Kay possesses a three-pitch repertoire. His fastball sits in the low-90s, topping out as high as 95 MPH. While not exactly lighting up the radar gun, the left-hander nonetheless has shown the ability to hold his velocity deep into games. The pitch gets good arm-side run. He is able to locate the pitch well, and can hit the glove on all quadrants of the plate.
He complements his fastball with a change-up, which scouts generally consider above-average. Kay has big, thick fingers, which allow him to bury the ball in his palm and cover more surface area on the ball. He had an advanced feel for it coming out of high school, and his time at the University of Connecticut only refined the pitch further. It is thrown in the low-80s, and gets excellent fade and tumble. He regularly telegraphs his change-up, throwing it a lower arm slot and with less explosive arm action than his fastball, but college hitters still had trouble hitting it knowing it was coming. Against more advanced competition, this flaw will need to be worked out in order to maintain the effectiveness of the pitch.
His third pitch is a slurvy curveball that is still in development. The pitch has improved over the course of his college career but is still in general a below-average pitch. With additional break and velocity, the pitch may become more than an occasional throw-in against right-handers to throw off their timing and eye level. They key to this pitch's development is Kay's wrist. He generally releases the pitch with a stiff wrist. If the left-hander is able to loosen and turn over his wrist when he releases the pitch, he will be able to generate more break on the ball.
Over the course of his career, Kay has been able to consistently induce ground balls and weak contact, evidenced by an almost 50% ground ball rate for his career. In 2016, the lefty saw a spike in fly balls, and home runs more specifically, but he has historically excelled at limiting both. Like the pitcher he has tried to model his game off of, Andy Pettitte, Anthony Kay has an excellent move to first. In 2014, he set the University of Connecticut single-season record with eight pick-offs, and in 2015, had more pick-offs (5) than stolen bases allowed (4).

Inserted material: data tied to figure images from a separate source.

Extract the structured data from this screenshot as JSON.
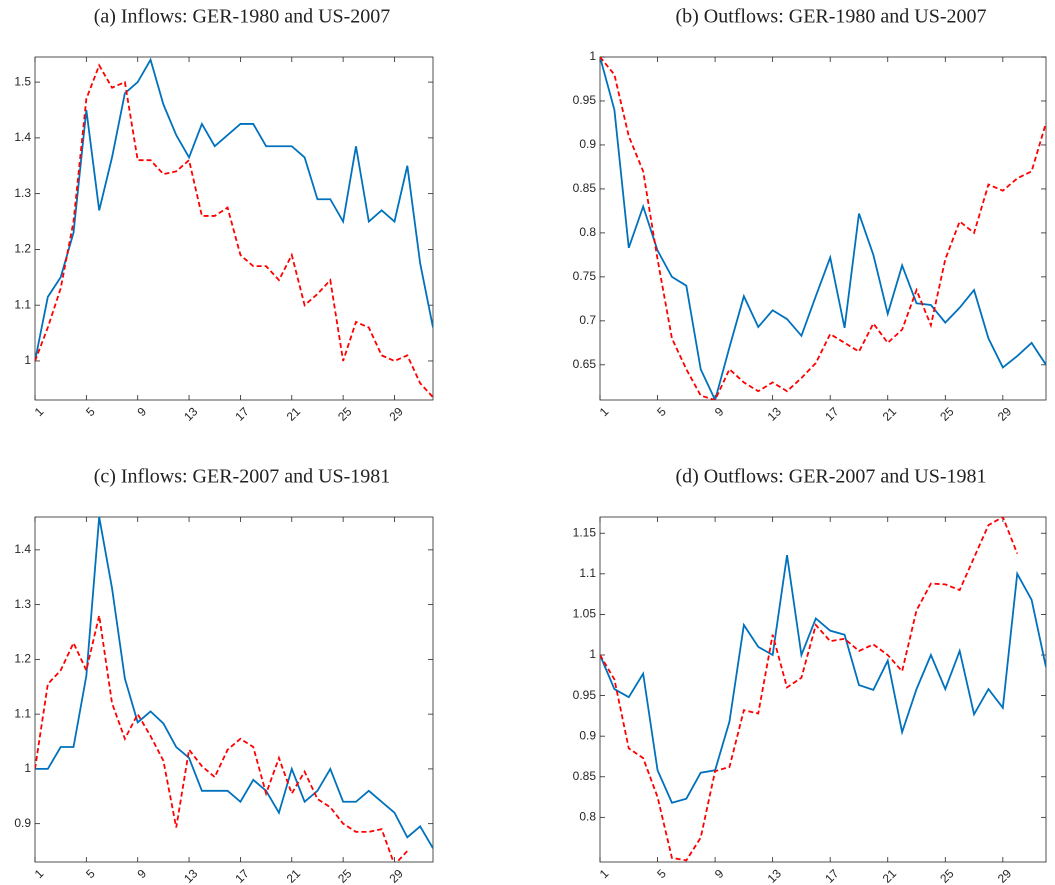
{
  "chart_data": [
    {
      "type": "line",
      "title": "(a)  Inflows: GER-1980 and US-2007",
      "x": [
        1,
        2,
        3,
        4,
        5,
        6,
        7,
        8,
        9,
        10,
        11,
        12,
        13,
        14,
        15,
        16,
        17,
        18,
        19,
        20,
        21,
        22,
        23,
        24,
        25,
        26,
        27,
        28,
        29,
        30,
        31,
        32
      ],
      "xlim": [
        1,
        32
      ],
      "xticks": [
        1,
        5,
        9,
        13,
        17,
        21,
        25,
        29
      ],
      "ylim": [
        0.93,
        1.545
      ],
      "yticks": [
        1,
        1.1,
        1.2,
        1.3,
        1.4,
        1.5
      ],
      "series": [
        {
          "color": "#0072bd",
          "dashed": false,
          "values": [
            1.0,
            1.115,
            1.15,
            1.23,
            1.45,
            1.27,
            1.365,
            1.48,
            1.5,
            1.54,
            1.46,
            1.405,
            1.365,
            1.425,
            1.385,
            1.405,
            1.425,
            1.425,
            1.385,
            1.385,
            1.385,
            1.365,
            1.29,
            1.29,
            1.25,
            1.385,
            1.25,
            1.27,
            1.25,
            1.35,
            1.175,
            1.06
          ]
        },
        {
          "color": "#ff0000",
          "dashed": true,
          "values": [
            1.0,
            1.06,
            1.13,
            1.25,
            1.47,
            1.53,
            1.49,
            1.5,
            1.36,
            1.36,
            1.335,
            1.34,
            1.36,
            1.26,
            1.26,
            1.275,
            1.19,
            1.17,
            1.17,
            1.145,
            1.19,
            1.1,
            1.12,
            1.145,
            1.0,
            1.07,
            1.06,
            1.01,
            1.0,
            1.01,
            0.96,
            0.935
          ]
        }
      ]
    },
    {
      "type": "line",
      "title": "(b)  Outflows: GER-1980 and US-2007",
      "x": [
        1,
        2,
        3,
        4,
        5,
        6,
        7,
        8,
        9,
        10,
        11,
        12,
        13,
        14,
        15,
        16,
        17,
        18,
        19,
        20,
        21,
        22,
        23,
        24,
        25,
        26,
        27,
        28,
        29,
        30,
        31,
        32
      ],
      "xlim": [
        1,
        32
      ],
      "xticks": [
        1,
        5,
        9,
        13,
        17,
        21,
        25,
        29
      ],
      "ylim": [
        0.61,
        1.0
      ],
      "yticks": [
        0.65,
        0.7,
        0.75,
        0.8,
        0.85,
        0.9,
        0.95,
        1
      ],
      "series": [
        {
          "color": "#0072bd",
          "dashed": false,
          "values": [
            1.0,
            0.94,
            0.783,
            0.83,
            0.78,
            0.75,
            0.74,
            0.645,
            0.61,
            0.67,
            0.728,
            0.693,
            0.712,
            0.702,
            0.683,
            0.728,
            0.772,
            0.692,
            0.822,
            0.775,
            0.708,
            0.763,
            0.72,
            0.718,
            0.698,
            0.715,
            0.735,
            0.68,
            0.647,
            0.66,
            0.675,
            0.65
          ]
        },
        {
          "color": "#ff0000",
          "dashed": true,
          "values": [
            1.0,
            0.98,
            0.91,
            0.87,
            0.77,
            0.68,
            0.645,
            0.615,
            0.61,
            0.645,
            0.63,
            0.62,
            0.63,
            0.62,
            0.635,
            0.652,
            0.685,
            0.675,
            0.665,
            0.697,
            0.675,
            0.69,
            0.735,
            0.695,
            0.77,
            0.813,
            0.8,
            0.855,
            0.848,
            0.862,
            0.87,
            0.925
          ]
        }
      ]
    },
    {
      "type": "line",
      "title": "(c)  Inflows: GER-2007 and US-1981",
      "x": [
        1,
        2,
        3,
        4,
        5,
        6,
        7,
        8,
        9,
        10,
        11,
        12,
        13,
        14,
        15,
        16,
        17,
        18,
        19,
        20,
        21,
        22,
        23,
        24,
        25,
        26,
        27,
        28,
        29,
        30,
        31,
        32
      ],
      "xlim": [
        1,
        32
      ],
      "xticks": [
        1,
        5,
        9,
        13,
        17,
        21,
        25,
        29
      ],
      "ylim": [
        0.83,
        1.46
      ],
      "yticks": [
        0.9,
        1,
        1.1,
        1.2,
        1.3,
        1.4
      ],
      "series": [
        {
          "color": "#0072bd",
          "dashed": false,
          "values": [
            1.0,
            1.0,
            1.04,
            1.04,
            1.17,
            1.46,
            1.33,
            1.165,
            1.085,
            1.105,
            1.083,
            1.04,
            1.02,
            0.96,
            0.96,
            0.96,
            0.94,
            0.98,
            0.96,
            0.92,
            1.0,
            0.94,
            0.96,
            1.0,
            0.94,
            0.94,
            0.96,
            0.94,
            0.92,
            0.875,
            0.895,
            0.855
          ]
        },
        {
          "color": "#ff0000",
          "dashed": true,
          "values": [
            1.0,
            1.155,
            1.18,
            1.23,
            1.18,
            1.28,
            1.12,
            1.055,
            1.1,
            1.06,
            1.015,
            0.893,
            1.035,
            1.005,
            0.985,
            1.035,
            1.055,
            1.04,
            0.955,
            1.02,
            0.955,
            0.995,
            0.945,
            0.93,
            0.9,
            0.885,
            0.885,
            0.89,
            0.825,
            0.85,
            null,
            null
          ]
        }
      ]
    },
    {
      "type": "line",
      "title": "(d)  Outflows: GER-2007 and US-1981",
      "x": [
        1,
        2,
        3,
        4,
        5,
        6,
        7,
        8,
        9,
        10,
        11,
        12,
        13,
        14,
        15,
        16,
        17,
        18,
        19,
        20,
        21,
        22,
        23,
        24,
        25,
        26,
        27,
        28,
        29,
        30,
        31,
        32
      ],
      "xlim": [
        1,
        32
      ],
      "xticks": [
        1,
        5,
        9,
        13,
        17,
        21,
        25,
        29
      ],
      "ylim": [
        0.745,
        1.17
      ],
      "yticks": [
        0.8,
        0.85,
        0.9,
        0.95,
        1,
        1.05,
        1.1,
        1.15
      ],
      "series": [
        {
          "color": "#0072bd",
          "dashed": false,
          "values": [
            1.0,
            0.958,
            0.948,
            0.977,
            0.858,
            0.818,
            0.823,
            0.855,
            0.858,
            0.918,
            1.037,
            1.01,
            1.0,
            1.123,
            1.0,
            1.045,
            1.03,
            1.025,
            0.963,
            0.957,
            0.993,
            0.905,
            0.958,
            1.0,
            0.958,
            1.005,
            0.927,
            0.958,
            0.935,
            1.1,
            1.068,
            0.985
          ]
        },
        {
          "color": "#ff0000",
          "dashed": true,
          "values": [
            1.0,
            0.97,
            0.885,
            0.873,
            0.825,
            0.75,
            0.747,
            0.775,
            0.857,
            0.862,
            0.932,
            0.928,
            1.025,
            0.96,
            0.972,
            1.037,
            1.017,
            1.02,
            1.005,
            1.013,
            1.0,
            0.98,
            1.055,
            1.088,
            1.087,
            1.08,
            1.12,
            1.16,
            1.17,
            1.125,
            null,
            null
          ]
        }
      ]
    }
  ]
}
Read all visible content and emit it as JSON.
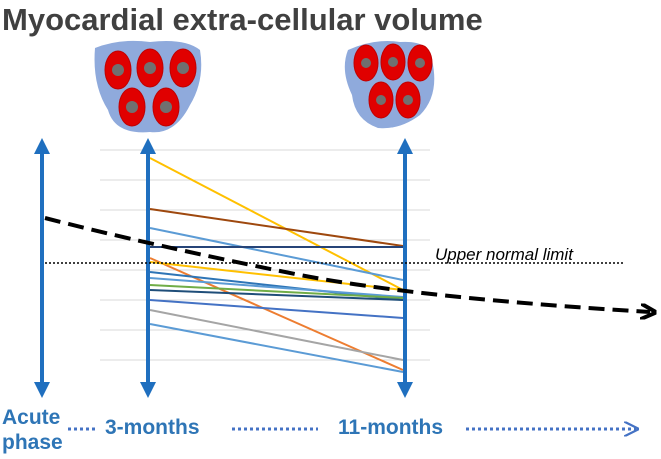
{
  "header": {
    "title": "Myocardial extra-cellular volume"
  },
  "annotations": {
    "reference_line": "Upper normal limit"
  },
  "timepoints": [
    {
      "lines": [
        "Acute",
        "phase"
      ]
    },
    {
      "lines": [
        "3-months"
      ]
    },
    {
      "lines": [
        "11-months"
      ]
    }
  ]
}
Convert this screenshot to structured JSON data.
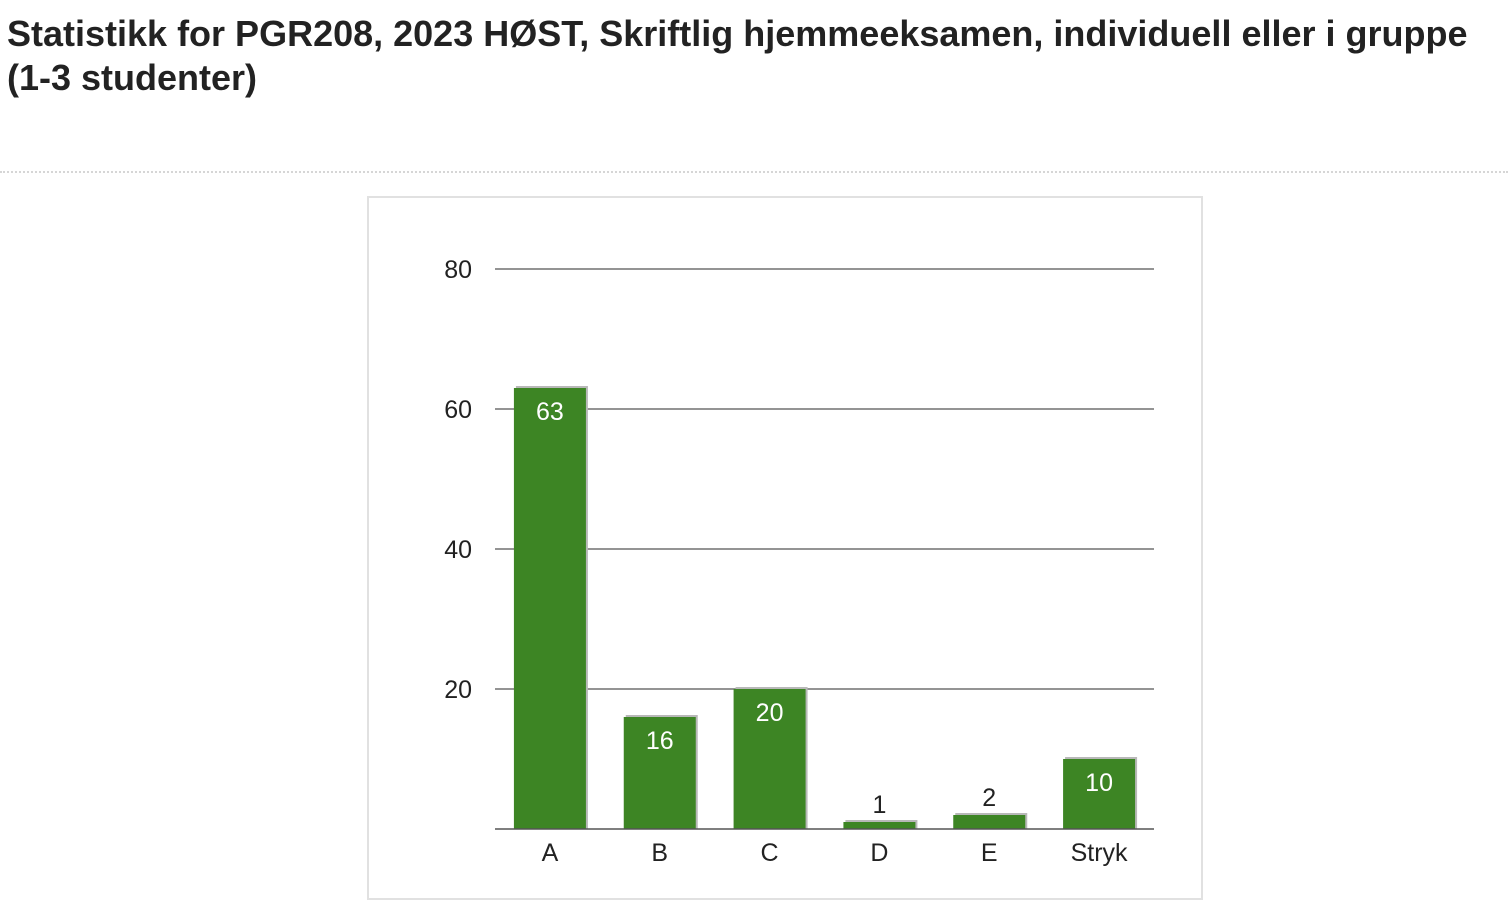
{
  "page": {
    "title": "Statistikk for PGR208, 2023 HØST, Skriftlig hjemmeeksamen, individuell eller i gruppe (1-3 studenter)"
  },
  "chart_data": {
    "type": "bar",
    "categories": [
      "A",
      "B",
      "C",
      "D",
      "E",
      "Stryk"
    ],
    "values": [
      63,
      16,
      20,
      1,
      2,
      10
    ],
    "ylim": [
      0,
      80
    ],
    "yticks": [
      "20",
      "40",
      "60",
      "80"
    ],
    "grid": true,
    "legend": "none",
    "colors": {
      "bar": "#3d8524",
      "bar_shadow": "#b8b8b8",
      "grid": "#555555",
      "label_inside": "#ffffff",
      "label_outside": "#222222"
    }
  }
}
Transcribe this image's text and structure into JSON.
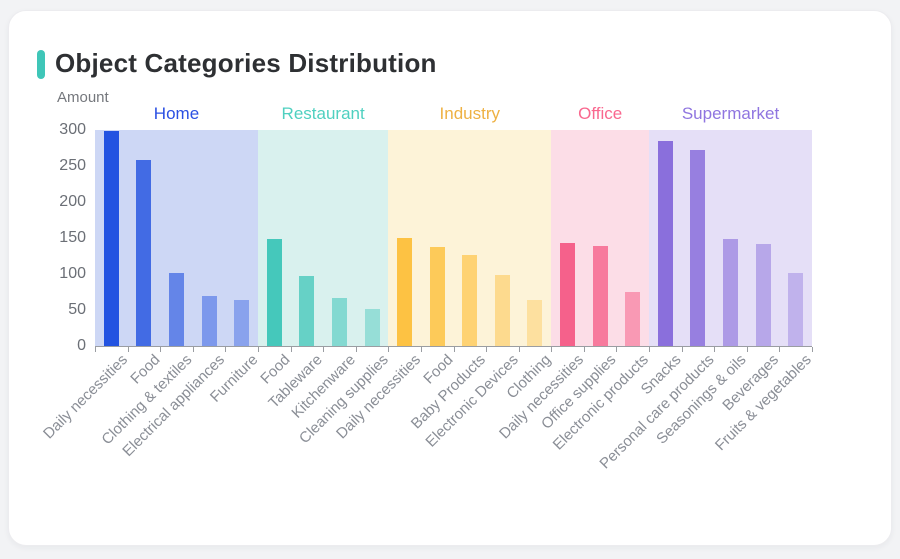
{
  "page": {
    "background_color": "#f2f3f5",
    "card_background": "#ffffff"
  },
  "card": {
    "title": "Object Categories Distribution",
    "title_color": "#2e3033",
    "accent_color": "#3fc6b8"
  },
  "chart_data": {
    "type": "bar",
    "title": "Object Categories Distribution",
    "xlabel": "",
    "ylabel": "Amount",
    "ylabel_color": "#75787d",
    "ylim": [
      0,
      300
    ],
    "yticks": [
      "0",
      "50",
      "100",
      "150",
      "200",
      "250",
      "300"
    ],
    "grid": false,
    "legend_position": "none",
    "axis_color": "#9a9da2",
    "ytick_label_color": "#6b6f76",
    "xtick_label_color": "#8a8e96",
    "groups": [
      {
        "label": "Home",
        "label_color": "#2b50e3",
        "bar_color": "#2353e1",
        "band_color": "#cdd7f5",
        "categories": [
          "Daily necessities",
          "Food",
          "Clothing & textiles",
          "Electrical appliances",
          "Furniture"
        ],
        "values": [
          298,
          258,
          102,
          70,
          64
        ],
        "bar_opacities": [
          1,
          0.82,
          0.62,
          0.48,
          0.4
        ]
      },
      {
        "label": "Restaurant",
        "label_color": "#4fd0c0",
        "bar_color": "#45c8bb",
        "band_color": "#d9f1ee",
        "categories": [
          "Food",
          "Tableware",
          "Kitchenware",
          "Cleaning supplies"
        ],
        "values": [
          148,
          97,
          66,
          51
        ],
        "bar_opacities": [
          1,
          0.78,
          0.58,
          0.45
        ]
      },
      {
        "label": "Industry",
        "label_color": "#eeb143",
        "bar_color": "#fdc243",
        "band_color": "#fdf3d8",
        "categories": [
          "Daily necessities",
          "Food",
          "Baby Products",
          "Electronic Devices",
          "Clothing"
        ],
        "values": [
          150,
          138,
          126,
          99,
          64
        ],
        "bar_opacities": [
          1,
          0.85,
          0.68,
          0.5,
          0.38
        ]
      },
      {
        "label": "Office",
        "label_color": "#f9688f",
        "bar_color": "#f5618b",
        "band_color": "#fcdde7",
        "categories": [
          "Daily necessities",
          "Office supplies",
          "Electronic products"
        ],
        "values": [
          143,
          139,
          75
        ],
        "bar_opacities": [
          1,
          0.8,
          0.55
        ]
      },
      {
        "label": "Supermarket",
        "label_color": "#8f75e0",
        "bar_color": "#8a6fdc",
        "band_color": "#e5dff7",
        "categories": [
          "Snacks",
          "Personal care products",
          "Seasonings & oils",
          "Beverages",
          "Fruits & vegetables"
        ],
        "values": [
          285,
          272,
          148,
          141,
          101
        ],
        "bar_opacities": [
          1,
          0.85,
          0.62,
          0.5,
          0.4
        ]
      }
    ]
  }
}
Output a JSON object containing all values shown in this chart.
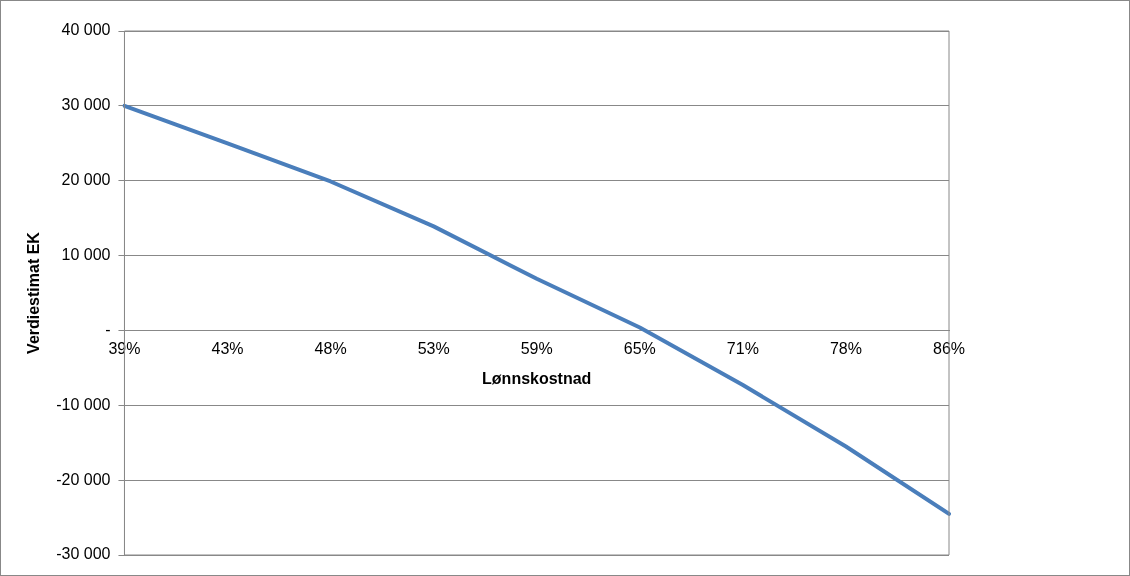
{
  "chart_data": {
    "type": "line",
    "xlabel": "Lønnskostnad",
    "ylabel": "Verdiestimat EK",
    "categories": [
      "39%",
      "43%",
      "48%",
      "53%",
      "59%",
      "65%",
      "71%",
      "78%",
      "86%"
    ],
    "series": [
      {
        "color": "#4a7ebb",
        "values": [
          30000,
          25000,
          19900,
          13900,
          6900,
          400,
          -7300,
          -15500,
          -24500
        ]
      }
    ],
    "ylim": [
      -30000,
      40000
    ],
    "yticks": [
      {
        "value": -30000,
        "label": "-30 000"
      },
      {
        "value": -20000,
        "label": "-20 000"
      },
      {
        "value": -10000,
        "label": "-10 000"
      },
      {
        "value": 0,
        "label": "-"
      },
      {
        "value": 10000,
        "label": "10 000"
      },
      {
        "value": 20000,
        "label": "20 000"
      },
      {
        "value": 30000,
        "label": "30 000"
      },
      {
        "value": 40000,
        "label": "40 000"
      }
    ],
    "grid": "y",
    "legend": false,
    "marker": "none",
    "line_style": "solid"
  }
}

Kay has a somewhat small frame, and as such, maximizes his delivery to get every ounce of velocity he can. He throws from a 3/4 arm slot, hiding the ball well from hitters with his slot and leg kick. There is effort in his arm action, but his delivery primarily generates power from his lower half, making it otherwise clean, repeatable, and free of injury red flags. He repeats his release point well, affording him excellent control, able to command all of his pitches.
Anthony Kay does not have the highest ceiling, but he has a very high floor. A cerebral pitcher, the left-hander maximizes the tools that he has, and is greater than the sum of his parts as a result. There is no reason to think that he will not be able to fulfill his projection as a mid-to-back end starting pitcher. If, for any reason, Kay is unable to do so, he most certainly has the tools to succeed as a left-handed reliever.